Was not that Mr Kenyon last evening? And did he ask, or hear, or
say anything?"
Despite Miss Barrett's best efforts to keep Browning and Kenyon apart in her presence there was an apparent close encounter.
"Tuesday evening.
No Mr Kenyon after all—not yesterday, not today,—& the knock
at the door belonged perhaps to the post, which brought me a kind letter from
Mrs Jameson to ask how I was & if she might come—but she wont come on
saturday .. I shall ‘provide’:—she may as well (& better) come on a free
day. On the other side, are you sure that Mr Procter may not stretch out his
hand & sieze on saturday, (he was to dine with you, you said) or that some
new engagement may not start up suddenly in the midst of it.? I trust to you, in
such a case, to alter our arrangement, without a second thought. Monday
stands close by, remember, & there’s a saturday to follow monday .. and I
should understand at a word, or apart from a word."
She is so accommodating to him, not wanting him to be bothered to come and see her if he has the slightest bother, oblivious to the fact that he would throw all other arrangements aside to be with her. Perhaps this is part of her general disbelief in her own worth.
"Just as you understand how to ‘take
me with guile,’ when you tell me that anything in me can
have any part in making you happy .. you, who can say such words & call them
‘vain’ words!– Ah, well! If I only knew certainly, .. more certainly than the
thing may be known by either me or you, .. that nothing in me could have any
part in making you unhappy, .. ah, would it not be enough .. that
knowledge .. to content me, to overjoy me? but that lies too high &
out of reach, you see, & one cant hope to get at it except by the ladder
Jacob saw, & which an archangel helped to hide
away behind the gate of Heaven afterwards."
Such a morbid girl.
"Wednesday/ In the meantime I had a letter from you
yesterday & am promised another today– How … I was going to say 'kind' &
pull down the thunders .. how unkind .. will that do? .. how good
you are to me!—how dear you must be! Dear—dearest—if I feel that you love me,
can I help it if, without any other sort of certain knowledge, the world grows
lighter round me? being but a mortal woman, can I help it? no—certainly–
I comfort myself by thinking sometimes that I can at least
understand you, .. comprehend you in what you are & in what you possess
& combine,—& that, if doing this better than others who are better
otherwise than I, I am, so far, worthier of the... … I mean that to understand you is
something, & that I account it something in my own favour––mine.

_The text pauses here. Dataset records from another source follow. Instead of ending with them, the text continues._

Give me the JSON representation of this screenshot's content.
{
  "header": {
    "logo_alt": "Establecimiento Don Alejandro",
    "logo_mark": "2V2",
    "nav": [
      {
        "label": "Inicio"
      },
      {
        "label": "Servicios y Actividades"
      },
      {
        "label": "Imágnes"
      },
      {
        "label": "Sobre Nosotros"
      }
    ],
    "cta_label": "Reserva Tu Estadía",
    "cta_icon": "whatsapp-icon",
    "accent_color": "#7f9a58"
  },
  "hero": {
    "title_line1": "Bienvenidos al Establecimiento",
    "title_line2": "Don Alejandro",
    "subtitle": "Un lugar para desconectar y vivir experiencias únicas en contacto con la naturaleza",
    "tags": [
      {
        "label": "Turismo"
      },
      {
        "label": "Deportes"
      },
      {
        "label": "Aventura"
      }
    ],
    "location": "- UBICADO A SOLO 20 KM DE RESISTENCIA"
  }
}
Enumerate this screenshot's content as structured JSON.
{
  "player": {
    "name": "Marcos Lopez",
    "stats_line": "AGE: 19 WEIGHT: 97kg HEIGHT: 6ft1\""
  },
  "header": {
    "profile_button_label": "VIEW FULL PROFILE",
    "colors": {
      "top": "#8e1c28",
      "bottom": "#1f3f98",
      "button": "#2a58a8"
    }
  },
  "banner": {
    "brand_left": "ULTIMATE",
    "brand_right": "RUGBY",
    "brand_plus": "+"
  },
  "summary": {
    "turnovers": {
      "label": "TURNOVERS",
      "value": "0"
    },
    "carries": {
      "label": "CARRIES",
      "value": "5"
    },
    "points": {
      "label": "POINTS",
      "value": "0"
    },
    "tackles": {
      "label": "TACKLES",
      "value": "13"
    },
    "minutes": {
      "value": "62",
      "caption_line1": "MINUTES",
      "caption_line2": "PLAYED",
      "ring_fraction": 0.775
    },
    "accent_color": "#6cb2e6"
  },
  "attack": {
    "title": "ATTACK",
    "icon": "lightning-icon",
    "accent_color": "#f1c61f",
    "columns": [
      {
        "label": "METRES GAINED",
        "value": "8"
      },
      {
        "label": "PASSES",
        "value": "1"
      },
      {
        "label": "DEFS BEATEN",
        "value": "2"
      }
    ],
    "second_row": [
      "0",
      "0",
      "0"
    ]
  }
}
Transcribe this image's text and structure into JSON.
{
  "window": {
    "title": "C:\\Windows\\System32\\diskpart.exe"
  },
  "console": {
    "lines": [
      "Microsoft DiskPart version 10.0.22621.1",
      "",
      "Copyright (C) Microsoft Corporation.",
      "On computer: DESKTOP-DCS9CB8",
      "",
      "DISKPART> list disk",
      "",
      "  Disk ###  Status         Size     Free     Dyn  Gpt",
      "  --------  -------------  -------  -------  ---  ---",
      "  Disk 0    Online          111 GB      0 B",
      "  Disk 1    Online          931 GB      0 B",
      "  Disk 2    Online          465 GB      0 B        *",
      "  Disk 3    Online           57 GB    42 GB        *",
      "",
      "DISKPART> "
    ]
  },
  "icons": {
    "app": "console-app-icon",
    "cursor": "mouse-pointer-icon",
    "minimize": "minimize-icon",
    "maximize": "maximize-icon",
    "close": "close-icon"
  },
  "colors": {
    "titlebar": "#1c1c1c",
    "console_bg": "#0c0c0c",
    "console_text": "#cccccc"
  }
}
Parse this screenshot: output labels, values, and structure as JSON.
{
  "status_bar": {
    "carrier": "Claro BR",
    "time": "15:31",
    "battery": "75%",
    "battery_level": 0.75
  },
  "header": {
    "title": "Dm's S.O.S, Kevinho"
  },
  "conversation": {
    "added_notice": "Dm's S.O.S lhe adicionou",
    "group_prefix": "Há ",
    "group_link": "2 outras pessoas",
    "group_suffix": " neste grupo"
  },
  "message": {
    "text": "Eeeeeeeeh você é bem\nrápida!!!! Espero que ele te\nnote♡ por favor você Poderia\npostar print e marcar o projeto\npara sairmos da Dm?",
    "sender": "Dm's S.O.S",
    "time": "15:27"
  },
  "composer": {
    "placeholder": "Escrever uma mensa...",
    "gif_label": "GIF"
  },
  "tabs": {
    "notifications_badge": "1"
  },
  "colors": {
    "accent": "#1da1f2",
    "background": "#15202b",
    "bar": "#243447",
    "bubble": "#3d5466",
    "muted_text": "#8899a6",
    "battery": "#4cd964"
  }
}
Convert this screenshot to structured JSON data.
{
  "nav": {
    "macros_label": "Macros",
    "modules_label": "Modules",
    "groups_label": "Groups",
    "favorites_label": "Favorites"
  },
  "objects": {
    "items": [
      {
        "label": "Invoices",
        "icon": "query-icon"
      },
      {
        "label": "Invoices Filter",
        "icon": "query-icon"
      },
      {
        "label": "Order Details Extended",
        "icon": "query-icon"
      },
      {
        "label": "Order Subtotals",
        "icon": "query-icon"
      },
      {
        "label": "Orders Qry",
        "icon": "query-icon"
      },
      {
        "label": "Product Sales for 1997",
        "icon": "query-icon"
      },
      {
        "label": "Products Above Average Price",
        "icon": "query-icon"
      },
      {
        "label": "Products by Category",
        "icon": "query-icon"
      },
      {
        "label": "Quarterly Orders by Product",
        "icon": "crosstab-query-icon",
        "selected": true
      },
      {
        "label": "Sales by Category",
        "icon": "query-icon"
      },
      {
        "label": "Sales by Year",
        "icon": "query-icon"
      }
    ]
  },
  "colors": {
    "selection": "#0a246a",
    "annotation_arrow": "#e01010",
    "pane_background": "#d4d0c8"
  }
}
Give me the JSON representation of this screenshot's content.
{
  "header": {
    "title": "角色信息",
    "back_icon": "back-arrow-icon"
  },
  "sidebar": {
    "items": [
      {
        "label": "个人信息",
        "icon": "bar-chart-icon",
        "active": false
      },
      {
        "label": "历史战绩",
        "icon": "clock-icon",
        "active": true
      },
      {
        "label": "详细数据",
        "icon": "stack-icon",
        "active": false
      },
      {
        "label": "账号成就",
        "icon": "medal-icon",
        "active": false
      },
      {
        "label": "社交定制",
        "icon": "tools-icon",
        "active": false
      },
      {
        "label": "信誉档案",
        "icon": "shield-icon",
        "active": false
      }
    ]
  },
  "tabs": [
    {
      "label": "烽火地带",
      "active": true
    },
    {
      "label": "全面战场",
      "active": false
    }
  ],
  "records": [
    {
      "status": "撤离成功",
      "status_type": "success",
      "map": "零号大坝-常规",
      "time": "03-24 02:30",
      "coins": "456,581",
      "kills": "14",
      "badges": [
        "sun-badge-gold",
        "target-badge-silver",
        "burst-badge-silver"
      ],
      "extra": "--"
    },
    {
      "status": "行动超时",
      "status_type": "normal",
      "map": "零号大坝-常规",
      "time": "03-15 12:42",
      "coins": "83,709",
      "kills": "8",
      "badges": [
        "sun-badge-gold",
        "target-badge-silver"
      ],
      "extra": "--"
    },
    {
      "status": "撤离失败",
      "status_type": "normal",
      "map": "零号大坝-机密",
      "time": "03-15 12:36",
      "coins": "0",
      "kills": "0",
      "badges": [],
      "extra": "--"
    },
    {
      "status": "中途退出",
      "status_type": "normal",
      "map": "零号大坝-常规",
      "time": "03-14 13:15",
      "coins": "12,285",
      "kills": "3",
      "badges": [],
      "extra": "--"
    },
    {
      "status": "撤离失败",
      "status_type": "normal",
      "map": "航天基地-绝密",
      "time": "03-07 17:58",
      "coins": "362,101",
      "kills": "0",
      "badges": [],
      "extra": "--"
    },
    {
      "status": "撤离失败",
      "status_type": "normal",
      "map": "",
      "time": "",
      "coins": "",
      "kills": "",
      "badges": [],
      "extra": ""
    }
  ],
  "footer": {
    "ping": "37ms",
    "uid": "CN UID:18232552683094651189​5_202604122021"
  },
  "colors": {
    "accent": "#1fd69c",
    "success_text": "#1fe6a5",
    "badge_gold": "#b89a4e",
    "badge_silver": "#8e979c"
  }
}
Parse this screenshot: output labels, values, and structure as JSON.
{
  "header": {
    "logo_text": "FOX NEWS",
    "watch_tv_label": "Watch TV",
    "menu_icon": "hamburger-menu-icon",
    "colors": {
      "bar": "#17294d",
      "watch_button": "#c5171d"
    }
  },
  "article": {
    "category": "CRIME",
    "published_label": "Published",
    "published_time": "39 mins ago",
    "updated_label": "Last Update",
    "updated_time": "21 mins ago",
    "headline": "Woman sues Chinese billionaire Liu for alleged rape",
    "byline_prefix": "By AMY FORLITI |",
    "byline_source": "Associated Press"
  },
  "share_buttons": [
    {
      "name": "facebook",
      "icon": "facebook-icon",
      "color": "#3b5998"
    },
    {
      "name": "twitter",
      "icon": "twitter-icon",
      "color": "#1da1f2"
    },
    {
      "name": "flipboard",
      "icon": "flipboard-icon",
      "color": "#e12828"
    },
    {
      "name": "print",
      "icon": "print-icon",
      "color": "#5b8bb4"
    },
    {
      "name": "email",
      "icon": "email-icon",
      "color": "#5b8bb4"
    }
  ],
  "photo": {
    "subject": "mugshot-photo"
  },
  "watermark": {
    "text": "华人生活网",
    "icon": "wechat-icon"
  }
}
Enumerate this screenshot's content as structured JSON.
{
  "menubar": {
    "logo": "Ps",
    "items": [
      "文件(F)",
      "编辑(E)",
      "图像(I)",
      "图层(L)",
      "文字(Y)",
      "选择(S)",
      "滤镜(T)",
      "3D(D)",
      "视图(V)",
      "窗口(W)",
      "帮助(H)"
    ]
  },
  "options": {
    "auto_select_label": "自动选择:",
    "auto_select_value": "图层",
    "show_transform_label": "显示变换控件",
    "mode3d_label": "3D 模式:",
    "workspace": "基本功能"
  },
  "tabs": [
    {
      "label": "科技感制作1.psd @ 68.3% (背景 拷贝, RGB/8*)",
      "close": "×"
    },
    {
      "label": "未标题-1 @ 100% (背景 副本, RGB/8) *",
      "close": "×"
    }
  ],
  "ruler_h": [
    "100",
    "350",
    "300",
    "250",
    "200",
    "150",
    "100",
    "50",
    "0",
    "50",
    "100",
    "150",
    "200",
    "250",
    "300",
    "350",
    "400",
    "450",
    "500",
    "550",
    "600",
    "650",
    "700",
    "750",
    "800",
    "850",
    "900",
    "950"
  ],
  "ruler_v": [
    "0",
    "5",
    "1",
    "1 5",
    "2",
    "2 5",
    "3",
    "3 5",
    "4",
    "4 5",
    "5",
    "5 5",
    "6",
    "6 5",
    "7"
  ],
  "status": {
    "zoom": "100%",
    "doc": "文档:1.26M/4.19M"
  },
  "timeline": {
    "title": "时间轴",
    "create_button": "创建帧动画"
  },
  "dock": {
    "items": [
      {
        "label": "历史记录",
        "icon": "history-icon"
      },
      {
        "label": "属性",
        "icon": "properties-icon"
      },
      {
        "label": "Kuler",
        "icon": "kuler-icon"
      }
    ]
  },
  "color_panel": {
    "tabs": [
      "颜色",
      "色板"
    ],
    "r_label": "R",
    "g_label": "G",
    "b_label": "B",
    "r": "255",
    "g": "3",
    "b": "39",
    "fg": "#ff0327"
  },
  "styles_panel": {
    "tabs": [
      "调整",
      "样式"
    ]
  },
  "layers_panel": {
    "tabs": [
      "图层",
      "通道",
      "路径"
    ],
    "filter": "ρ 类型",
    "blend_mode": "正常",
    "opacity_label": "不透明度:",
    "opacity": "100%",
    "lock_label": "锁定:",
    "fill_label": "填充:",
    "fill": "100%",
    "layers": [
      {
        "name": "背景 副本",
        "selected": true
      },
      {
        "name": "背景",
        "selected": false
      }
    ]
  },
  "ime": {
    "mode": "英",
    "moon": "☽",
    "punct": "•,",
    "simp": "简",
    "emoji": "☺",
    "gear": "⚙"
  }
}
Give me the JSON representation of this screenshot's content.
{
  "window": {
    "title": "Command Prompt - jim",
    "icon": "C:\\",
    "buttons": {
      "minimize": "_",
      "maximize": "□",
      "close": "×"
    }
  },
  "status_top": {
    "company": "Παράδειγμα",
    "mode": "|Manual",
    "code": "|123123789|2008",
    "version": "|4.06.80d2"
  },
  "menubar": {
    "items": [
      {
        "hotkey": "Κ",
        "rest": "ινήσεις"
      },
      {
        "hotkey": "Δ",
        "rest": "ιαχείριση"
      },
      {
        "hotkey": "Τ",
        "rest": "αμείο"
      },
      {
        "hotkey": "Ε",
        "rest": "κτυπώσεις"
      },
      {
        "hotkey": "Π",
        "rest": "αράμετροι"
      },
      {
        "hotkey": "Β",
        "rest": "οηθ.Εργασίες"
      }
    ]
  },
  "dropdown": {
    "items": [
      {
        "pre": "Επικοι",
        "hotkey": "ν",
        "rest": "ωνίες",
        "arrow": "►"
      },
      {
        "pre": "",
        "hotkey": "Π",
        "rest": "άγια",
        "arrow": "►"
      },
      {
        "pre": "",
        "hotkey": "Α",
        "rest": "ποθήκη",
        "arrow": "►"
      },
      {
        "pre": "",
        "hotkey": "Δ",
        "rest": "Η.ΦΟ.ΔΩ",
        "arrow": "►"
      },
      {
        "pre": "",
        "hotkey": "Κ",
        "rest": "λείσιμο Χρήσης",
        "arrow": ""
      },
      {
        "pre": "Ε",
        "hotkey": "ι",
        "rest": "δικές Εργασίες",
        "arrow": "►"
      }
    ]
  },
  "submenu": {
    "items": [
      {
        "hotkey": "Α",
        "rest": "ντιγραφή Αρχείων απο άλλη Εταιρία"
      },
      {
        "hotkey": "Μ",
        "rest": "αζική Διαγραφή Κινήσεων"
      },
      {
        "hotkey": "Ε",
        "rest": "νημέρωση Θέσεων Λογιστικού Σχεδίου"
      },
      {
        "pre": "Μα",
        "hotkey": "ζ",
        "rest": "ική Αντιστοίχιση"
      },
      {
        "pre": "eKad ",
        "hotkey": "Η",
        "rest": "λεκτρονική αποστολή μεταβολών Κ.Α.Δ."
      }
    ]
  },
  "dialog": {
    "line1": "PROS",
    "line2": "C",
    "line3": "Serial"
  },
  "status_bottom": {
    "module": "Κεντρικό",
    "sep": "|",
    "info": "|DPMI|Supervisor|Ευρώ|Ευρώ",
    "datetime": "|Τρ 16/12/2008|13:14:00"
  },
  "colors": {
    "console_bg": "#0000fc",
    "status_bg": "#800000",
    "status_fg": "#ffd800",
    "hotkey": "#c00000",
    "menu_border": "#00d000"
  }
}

Yet when you tell me that I ought to know some things, tho’
untold, you are wrong, & speak what is impossible. My imagination sits by
the roadside απεδιλος[unsandaled]like the startled sea
nymph in Æschylus, but never dares to put one unsandalled foot, unbidden, on a
certain tract of ground—never takes a step there unled! or never (I write the
simple truth) even as the alternative of the probability of your ceasing to care
for me, have I touched (untold) on the possibility of your caring more
for me .. never! That you should continue to care, was the utmost of what
I saw in that direction. So, when you spoke of a 'strengthened feeling,' judge how I listened with my
heart—judge!
She is in awe of his love for her. She is trying to justify herself to this love. There is no justification for love. She has not come to grasp this yet. Perhaps she never will. So she turns back to the one thing she is sure of: poetry.
"Luria is very great. You will avenge him with the sympathies of
the world,—that, I forsee. And for the rest, it is a magnanimity which grows
& grows, & which will, of a worldly necessity, fall by its own weight at
last, nothing less being possible. The scene with Tiburzio & the end of the
act with its great effects, are more pathetic than professed pathos– When I come to criticize, it will be
chiefly on what I take to be a little occasional flatness in the versification,
which you may remove if you please, by knotting up a few lines here & there.
But I shall write more of Luria,—& will remember in the meanwhile, that you
wanted smoothness, you said.
May God bless you. I shall have the letter tonight, I think
gladly—yes,—I thought of the greater safety from ‘comment’—it is best in every
way.
I lean on you & trust to you, & am always, as to one who
is all to me,
Your own–"
A sweet letter today from our perplexed Miss Barrett; she just can't quite grasp what is happening to her.